CHAMA-SE «A história de Ao Ge» e está a ser realizado pelo famoso, se bem que ainda jovem, cineasta chinês Zhang Chin. Trata-se de uma adaptação cinematográfica da obra «As alucinações de Ao Ge», da autoria da escritora e também sub-chefe da divisão de suplementos literários do jornal Ou Mun, Lio Chi Heng, e está a ser promovido como mais uma iniciativa para assinalar os dez anos da criação da Região Administrativa Especial de Macau.
O filme, de acordo com o seu realizador, pretende retratar o sentimento dos macaenses durante a transferência de soberania de Macau para a República Popular da China, mas não vai contar com a participação de nenhum dos «filhos da terra».
A polémica começa mesmo aqui. Como pode o filme retratar o sentimento dos macaenses, se estes, segundo referiram as associações ligadas à comunidade, nem sequer foram contactados para participarem no levantamento que antecede qualquer projecto desta natureza? E ainda para mais, com a agravante, como foi veiculado por um jornal local, de o filme nem sequer contar com actores da comunidade que se pretende retratar!
Os papéis principais são representados por um actor de origem hispânica e outro britânico. O papel feminino principal foi confiado a uma actriz chinesa! Um actor macaense foi aos «castings» e foi dispensado porque, de acordo com o realizador, não era suficientemente profissional e não tinha fisionomia «euro-asiática!»
Se um macaense não é a personificação da mistura entre a cultura asiática e europeia (entenda-se, de cariz português, neste caso), – pergunto-me, – quem o será?!
Estamos habituados, ao longo dos anos, a ver iniciativas no campo da promoção das singularidades de Macau, que tinham tudo para ser bem sucedidas, mas que se revelaram um autêntico fracasso.

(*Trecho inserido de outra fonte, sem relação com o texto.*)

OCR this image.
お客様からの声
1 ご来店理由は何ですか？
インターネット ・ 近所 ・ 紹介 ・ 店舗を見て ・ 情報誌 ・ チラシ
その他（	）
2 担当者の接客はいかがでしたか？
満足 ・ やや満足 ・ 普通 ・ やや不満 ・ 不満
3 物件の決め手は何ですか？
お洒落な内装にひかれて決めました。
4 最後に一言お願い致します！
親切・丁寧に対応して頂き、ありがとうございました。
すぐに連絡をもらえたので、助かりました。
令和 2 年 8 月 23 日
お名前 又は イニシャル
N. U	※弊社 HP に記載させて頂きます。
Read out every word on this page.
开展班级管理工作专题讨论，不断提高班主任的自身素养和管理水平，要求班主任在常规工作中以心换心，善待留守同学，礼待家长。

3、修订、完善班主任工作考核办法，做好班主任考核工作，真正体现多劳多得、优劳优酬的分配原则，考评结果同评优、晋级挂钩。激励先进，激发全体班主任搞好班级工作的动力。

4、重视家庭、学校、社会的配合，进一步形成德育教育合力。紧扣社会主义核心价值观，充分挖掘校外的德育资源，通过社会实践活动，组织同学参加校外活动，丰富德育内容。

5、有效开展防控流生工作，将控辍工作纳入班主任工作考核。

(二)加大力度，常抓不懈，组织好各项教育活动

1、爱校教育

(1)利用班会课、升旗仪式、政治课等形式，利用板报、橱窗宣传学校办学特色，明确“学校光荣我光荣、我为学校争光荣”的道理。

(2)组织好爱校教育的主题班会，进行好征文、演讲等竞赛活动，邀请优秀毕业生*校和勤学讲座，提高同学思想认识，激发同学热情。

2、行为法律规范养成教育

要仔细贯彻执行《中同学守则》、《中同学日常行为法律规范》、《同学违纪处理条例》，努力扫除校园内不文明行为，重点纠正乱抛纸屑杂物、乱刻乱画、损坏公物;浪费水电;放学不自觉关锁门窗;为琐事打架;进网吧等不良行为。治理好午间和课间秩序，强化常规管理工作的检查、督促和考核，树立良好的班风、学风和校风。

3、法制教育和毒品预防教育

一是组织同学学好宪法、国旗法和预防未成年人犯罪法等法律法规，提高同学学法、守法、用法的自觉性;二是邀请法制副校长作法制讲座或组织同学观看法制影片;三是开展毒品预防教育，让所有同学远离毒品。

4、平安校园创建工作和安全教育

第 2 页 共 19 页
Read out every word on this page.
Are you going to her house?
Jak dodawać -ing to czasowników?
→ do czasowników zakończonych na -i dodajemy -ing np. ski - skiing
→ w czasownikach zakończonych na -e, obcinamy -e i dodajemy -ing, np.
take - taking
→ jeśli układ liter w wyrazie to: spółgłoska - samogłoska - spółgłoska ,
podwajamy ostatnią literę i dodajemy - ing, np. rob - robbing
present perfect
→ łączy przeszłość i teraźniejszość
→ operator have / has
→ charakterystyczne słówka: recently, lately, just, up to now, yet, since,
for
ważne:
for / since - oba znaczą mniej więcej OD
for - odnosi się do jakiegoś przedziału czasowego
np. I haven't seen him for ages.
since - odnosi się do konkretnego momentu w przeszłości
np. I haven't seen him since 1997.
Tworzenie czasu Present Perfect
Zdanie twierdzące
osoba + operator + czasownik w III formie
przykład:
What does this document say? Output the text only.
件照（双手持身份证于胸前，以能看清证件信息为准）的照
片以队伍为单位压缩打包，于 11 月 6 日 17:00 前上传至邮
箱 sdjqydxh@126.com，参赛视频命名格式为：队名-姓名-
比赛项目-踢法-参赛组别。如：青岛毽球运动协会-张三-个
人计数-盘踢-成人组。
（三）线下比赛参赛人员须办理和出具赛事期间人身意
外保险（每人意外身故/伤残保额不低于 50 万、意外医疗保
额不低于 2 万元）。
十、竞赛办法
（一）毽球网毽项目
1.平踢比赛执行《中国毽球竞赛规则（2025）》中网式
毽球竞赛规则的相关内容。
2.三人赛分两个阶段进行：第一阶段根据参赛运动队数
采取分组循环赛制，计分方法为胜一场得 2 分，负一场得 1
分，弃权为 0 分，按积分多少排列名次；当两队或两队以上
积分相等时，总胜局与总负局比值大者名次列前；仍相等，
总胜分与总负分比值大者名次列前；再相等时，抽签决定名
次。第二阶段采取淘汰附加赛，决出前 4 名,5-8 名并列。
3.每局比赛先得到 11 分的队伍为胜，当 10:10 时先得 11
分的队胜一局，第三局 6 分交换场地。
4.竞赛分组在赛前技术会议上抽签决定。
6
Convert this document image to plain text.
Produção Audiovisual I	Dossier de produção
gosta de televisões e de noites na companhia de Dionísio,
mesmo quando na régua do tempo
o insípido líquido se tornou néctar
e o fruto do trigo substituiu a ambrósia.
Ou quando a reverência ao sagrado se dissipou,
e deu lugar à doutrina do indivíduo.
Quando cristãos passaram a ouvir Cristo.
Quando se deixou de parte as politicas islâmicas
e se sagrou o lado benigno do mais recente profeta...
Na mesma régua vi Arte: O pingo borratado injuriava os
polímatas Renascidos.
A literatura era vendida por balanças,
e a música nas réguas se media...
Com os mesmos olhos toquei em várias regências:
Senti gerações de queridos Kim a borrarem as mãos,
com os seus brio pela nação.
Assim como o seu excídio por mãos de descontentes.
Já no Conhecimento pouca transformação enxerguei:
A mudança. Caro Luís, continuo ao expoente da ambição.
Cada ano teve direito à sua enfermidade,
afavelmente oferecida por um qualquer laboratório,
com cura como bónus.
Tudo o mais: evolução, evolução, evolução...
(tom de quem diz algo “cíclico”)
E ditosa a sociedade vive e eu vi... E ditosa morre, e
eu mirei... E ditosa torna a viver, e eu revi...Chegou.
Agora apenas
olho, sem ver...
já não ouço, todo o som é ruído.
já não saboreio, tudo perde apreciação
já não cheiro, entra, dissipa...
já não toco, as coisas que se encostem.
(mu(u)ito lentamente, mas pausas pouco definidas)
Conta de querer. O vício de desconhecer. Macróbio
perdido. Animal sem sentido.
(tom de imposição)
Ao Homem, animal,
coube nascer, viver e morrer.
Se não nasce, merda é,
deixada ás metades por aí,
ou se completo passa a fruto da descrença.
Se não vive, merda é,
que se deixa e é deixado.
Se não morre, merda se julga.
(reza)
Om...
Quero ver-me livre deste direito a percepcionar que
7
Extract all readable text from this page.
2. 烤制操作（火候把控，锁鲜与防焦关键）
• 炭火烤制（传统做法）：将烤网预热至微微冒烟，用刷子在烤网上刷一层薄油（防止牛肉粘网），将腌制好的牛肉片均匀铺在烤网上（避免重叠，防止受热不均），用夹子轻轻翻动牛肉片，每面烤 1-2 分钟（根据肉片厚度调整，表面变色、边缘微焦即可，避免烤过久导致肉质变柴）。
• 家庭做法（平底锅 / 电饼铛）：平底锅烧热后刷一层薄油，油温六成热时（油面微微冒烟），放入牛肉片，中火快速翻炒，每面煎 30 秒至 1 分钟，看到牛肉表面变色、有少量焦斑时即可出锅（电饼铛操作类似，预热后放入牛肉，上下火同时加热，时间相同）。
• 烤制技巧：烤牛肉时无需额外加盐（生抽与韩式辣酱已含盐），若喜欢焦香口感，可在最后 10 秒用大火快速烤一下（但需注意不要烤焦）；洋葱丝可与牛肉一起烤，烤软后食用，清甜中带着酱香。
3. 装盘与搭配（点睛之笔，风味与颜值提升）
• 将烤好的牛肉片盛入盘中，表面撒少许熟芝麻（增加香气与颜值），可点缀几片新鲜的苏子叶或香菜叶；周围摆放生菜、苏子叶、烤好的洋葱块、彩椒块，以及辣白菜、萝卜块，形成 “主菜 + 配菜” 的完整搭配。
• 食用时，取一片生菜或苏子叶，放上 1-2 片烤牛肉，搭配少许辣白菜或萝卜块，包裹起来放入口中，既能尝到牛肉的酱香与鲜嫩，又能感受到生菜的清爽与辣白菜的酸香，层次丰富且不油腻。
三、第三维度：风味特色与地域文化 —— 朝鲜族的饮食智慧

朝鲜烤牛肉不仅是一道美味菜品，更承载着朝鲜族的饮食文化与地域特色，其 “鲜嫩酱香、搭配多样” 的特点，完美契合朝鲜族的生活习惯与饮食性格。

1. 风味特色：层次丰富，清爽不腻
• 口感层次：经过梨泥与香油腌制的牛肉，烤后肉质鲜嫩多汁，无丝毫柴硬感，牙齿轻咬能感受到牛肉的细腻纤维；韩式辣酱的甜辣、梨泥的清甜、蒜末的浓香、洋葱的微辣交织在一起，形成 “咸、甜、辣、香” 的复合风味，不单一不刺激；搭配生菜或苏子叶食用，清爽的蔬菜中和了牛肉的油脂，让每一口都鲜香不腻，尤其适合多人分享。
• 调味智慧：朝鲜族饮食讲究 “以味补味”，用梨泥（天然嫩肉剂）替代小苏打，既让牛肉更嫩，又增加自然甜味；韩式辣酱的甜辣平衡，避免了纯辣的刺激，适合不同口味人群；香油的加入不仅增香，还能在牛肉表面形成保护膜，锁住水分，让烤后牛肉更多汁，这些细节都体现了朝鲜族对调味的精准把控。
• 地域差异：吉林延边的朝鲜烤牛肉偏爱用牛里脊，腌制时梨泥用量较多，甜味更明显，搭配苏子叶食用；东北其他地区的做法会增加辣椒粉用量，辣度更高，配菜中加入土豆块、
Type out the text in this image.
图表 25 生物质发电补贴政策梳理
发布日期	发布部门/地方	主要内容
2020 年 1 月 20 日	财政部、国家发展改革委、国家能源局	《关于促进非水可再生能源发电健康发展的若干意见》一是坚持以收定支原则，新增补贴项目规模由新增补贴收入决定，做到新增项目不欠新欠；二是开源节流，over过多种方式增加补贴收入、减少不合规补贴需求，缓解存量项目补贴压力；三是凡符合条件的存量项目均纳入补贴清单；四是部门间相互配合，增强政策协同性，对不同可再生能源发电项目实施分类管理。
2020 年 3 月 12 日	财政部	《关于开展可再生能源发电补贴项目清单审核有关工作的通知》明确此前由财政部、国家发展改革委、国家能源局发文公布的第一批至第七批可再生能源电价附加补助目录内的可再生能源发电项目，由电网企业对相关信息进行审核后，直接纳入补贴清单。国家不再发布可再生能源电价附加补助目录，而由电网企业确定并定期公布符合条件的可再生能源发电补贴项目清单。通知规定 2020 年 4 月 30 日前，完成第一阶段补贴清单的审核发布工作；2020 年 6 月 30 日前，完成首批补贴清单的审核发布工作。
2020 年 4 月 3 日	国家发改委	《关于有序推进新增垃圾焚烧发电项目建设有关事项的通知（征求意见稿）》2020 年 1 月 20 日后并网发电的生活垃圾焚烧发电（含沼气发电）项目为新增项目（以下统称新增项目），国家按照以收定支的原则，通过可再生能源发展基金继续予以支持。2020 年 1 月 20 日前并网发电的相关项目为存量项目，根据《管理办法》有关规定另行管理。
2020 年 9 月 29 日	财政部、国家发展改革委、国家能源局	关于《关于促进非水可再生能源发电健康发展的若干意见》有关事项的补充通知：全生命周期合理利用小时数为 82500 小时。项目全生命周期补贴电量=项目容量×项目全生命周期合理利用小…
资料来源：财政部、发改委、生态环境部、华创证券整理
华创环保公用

Quando se vêem projectos como este, – e que são pagos pelos nossos impostos, – servirem os interesses de apenas alguns, é caso para nos sentirmos ofendidos e manifestarmos a nossa indignação.
Dinheiro mal gasto
Este filme é pago – note-se – pelas autoridades de Macau, de Portugal e da China, pelo que entendo deveria servir para dar visibilidade à cultura de Macau e às suas ligações com a tradição portuguesa.
Se consideram que se podem usar actores de Hong Kong para dar visibilidade à cultura singular de Macau, podemos muito bem dizer que nem vale a pena insistir em querermos ser diferentes. Mais vale deixarmos os nossos vizinhos fazer o que bem entendem com aquilo que é nosso.
Em conversa com um ilustre membro da comunidade local, em torno deste tema, referiu-me que, no caso da escolha dos actores, seria o mesmo que ir-mos fazer um filme sobre a cultura mongol das estepes da Ásia Central, servindo-se de actores de Macau!
Por muita boa vontade que exista, há aspectos básicos que têm de ser escrupulosamente seguidos. Primeiro, e antes de mais, tem que se entender a cultura singular dos macaenses. Ora isso, só mesmo sendo «da terra» se pode perceber. E mais: para se considerar fidedigno deveriam servir-se de pessoas que conhecem e vivem essa mesma cultura.
A um jornal local, o actor macaense José Pedruco afirmava que não foi escolhido para o filme porque, segundo o realizador, não seria suficientemente profissional, assim como também não reunia as características de um euro-asiático!
Estamos em condições de avançar que, além de José Pedruco, outro membro da comunidade dos filhos da terra foi também abordado para o mesmo fim, mas viu-se obrigado a declinar o convite para protagonista por estar demasiado ocupado com os seus compromissos académicos. As tentativas de encontrar um «macaense» ficaram-se por aqui.
Ao que parece, os produtores contactaram também os «Dóci Papiaçam di Macau» para participarem nas filmagens, mas o seu mentor, Miguel de Senna Fernandes, viu-se obrigado a renunciar devido a estarem, presentemente, demasiado ocupados com a preparação do compromisso que têm anualmente com o Festival de Artes de Macau.
Como me foi explicado, os produtores pretendiam filmar uma cena do protagonista a assistir a uma peça dos «Dóci», mas mesmo isso parece que não vai ser possível porque o contacto foi feito muito em cima da hora, não dando tempo suficiente para se preparem minimamente.